I'm not sure what is scarier, giving my phone number to Google or to a marketer..

RuthK

Is the implication here that somehow click-to-call has less friction than simply dialing a tollfree (or other) number?

Let's see, a) click the button to reveal a form, b) overcome the resistance to entering your home or cell number into an unsecure web form c) wait for your phone to ring d) listen to a prompt saying you should wait while you're connected to the advertiser e) begin talking to the advertiser (that is, if they are there).

--versus--
a) Call a phone number in the same way you've been doing all your life, and the same way humans have been doing it for 130 years.

You've really got a bad case of Google fever if you think what they're doing is in anyway superior to the "substituted phone number" method, which, by the way has been used in high volume search sites for over a year. It is also far from innovative as click-to-call is at least 7 years old.

Michael Parekh

Ruth,

I'm arguing for thinking about "friction-free" environments both online and off...how many times have you dialed toll-free numbers only to try and figure out a "menu-tree" many steps and sub-steps deep? It's easy to spend a half hour or more trying to navigate through these things, including the hold times.

Thanks.

RuthK

Hey, I'm all for removing friction. However, what you get when you finally connect to the advertiser --be it a byzantine IVR or an intelligent human-- is all *after* the fact in any pay-per-call environment.
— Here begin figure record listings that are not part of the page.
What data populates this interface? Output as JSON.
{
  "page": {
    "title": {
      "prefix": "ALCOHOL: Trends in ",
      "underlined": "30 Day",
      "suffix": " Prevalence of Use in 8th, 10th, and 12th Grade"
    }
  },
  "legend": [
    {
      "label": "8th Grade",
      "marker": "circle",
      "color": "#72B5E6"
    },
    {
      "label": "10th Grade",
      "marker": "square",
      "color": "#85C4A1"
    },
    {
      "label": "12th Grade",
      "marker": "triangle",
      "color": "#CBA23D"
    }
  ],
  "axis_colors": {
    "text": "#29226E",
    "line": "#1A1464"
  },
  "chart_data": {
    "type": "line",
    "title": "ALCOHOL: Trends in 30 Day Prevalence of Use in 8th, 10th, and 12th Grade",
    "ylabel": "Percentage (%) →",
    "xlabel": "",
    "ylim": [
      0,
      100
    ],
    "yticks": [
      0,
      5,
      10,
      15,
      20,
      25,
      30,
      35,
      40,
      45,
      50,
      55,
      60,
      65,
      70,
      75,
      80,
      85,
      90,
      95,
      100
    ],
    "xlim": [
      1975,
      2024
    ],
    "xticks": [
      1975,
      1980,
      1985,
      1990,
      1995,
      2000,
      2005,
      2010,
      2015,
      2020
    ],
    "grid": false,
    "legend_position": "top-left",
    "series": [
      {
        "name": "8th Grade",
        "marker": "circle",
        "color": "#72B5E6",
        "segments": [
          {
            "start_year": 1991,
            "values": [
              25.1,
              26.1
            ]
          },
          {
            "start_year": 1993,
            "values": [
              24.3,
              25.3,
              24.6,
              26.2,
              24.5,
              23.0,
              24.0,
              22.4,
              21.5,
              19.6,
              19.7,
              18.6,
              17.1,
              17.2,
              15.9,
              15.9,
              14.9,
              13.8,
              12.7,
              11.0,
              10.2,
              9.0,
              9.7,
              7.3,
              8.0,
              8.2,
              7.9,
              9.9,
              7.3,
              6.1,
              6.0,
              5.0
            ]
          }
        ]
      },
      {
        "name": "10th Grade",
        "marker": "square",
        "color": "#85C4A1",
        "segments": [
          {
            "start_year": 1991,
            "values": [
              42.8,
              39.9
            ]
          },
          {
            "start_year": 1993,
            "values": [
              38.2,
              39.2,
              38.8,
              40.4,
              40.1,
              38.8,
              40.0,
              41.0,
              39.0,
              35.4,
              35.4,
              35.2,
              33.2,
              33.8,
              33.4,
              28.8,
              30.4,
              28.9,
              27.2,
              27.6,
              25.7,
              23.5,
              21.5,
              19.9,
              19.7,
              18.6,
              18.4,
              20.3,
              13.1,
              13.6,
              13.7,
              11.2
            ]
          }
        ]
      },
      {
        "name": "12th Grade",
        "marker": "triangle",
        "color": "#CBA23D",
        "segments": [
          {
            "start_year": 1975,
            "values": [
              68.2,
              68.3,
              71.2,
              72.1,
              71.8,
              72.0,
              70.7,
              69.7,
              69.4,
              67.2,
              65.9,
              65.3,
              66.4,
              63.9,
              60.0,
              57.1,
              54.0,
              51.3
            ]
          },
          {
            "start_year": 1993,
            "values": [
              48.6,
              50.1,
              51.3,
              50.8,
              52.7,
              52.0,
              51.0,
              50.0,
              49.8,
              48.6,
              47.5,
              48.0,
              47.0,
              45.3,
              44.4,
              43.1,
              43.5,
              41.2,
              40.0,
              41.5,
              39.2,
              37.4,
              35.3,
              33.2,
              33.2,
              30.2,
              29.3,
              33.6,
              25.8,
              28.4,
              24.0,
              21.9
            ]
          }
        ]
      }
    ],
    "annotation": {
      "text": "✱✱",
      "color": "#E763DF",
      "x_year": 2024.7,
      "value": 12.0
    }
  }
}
It's also completely up to the advertiser (analogy in the click world: a click that leads to a brochureware website vs. a targeted transactional site. No one blames Google for the former). Up until the connection with the advertiser, the Google implementation is *way* more friction-filled than the AOL method. Google is a laudable company, but please, let's not buy into the hype that everything they do is somehow magical. In this case (and many others), it's simply not true.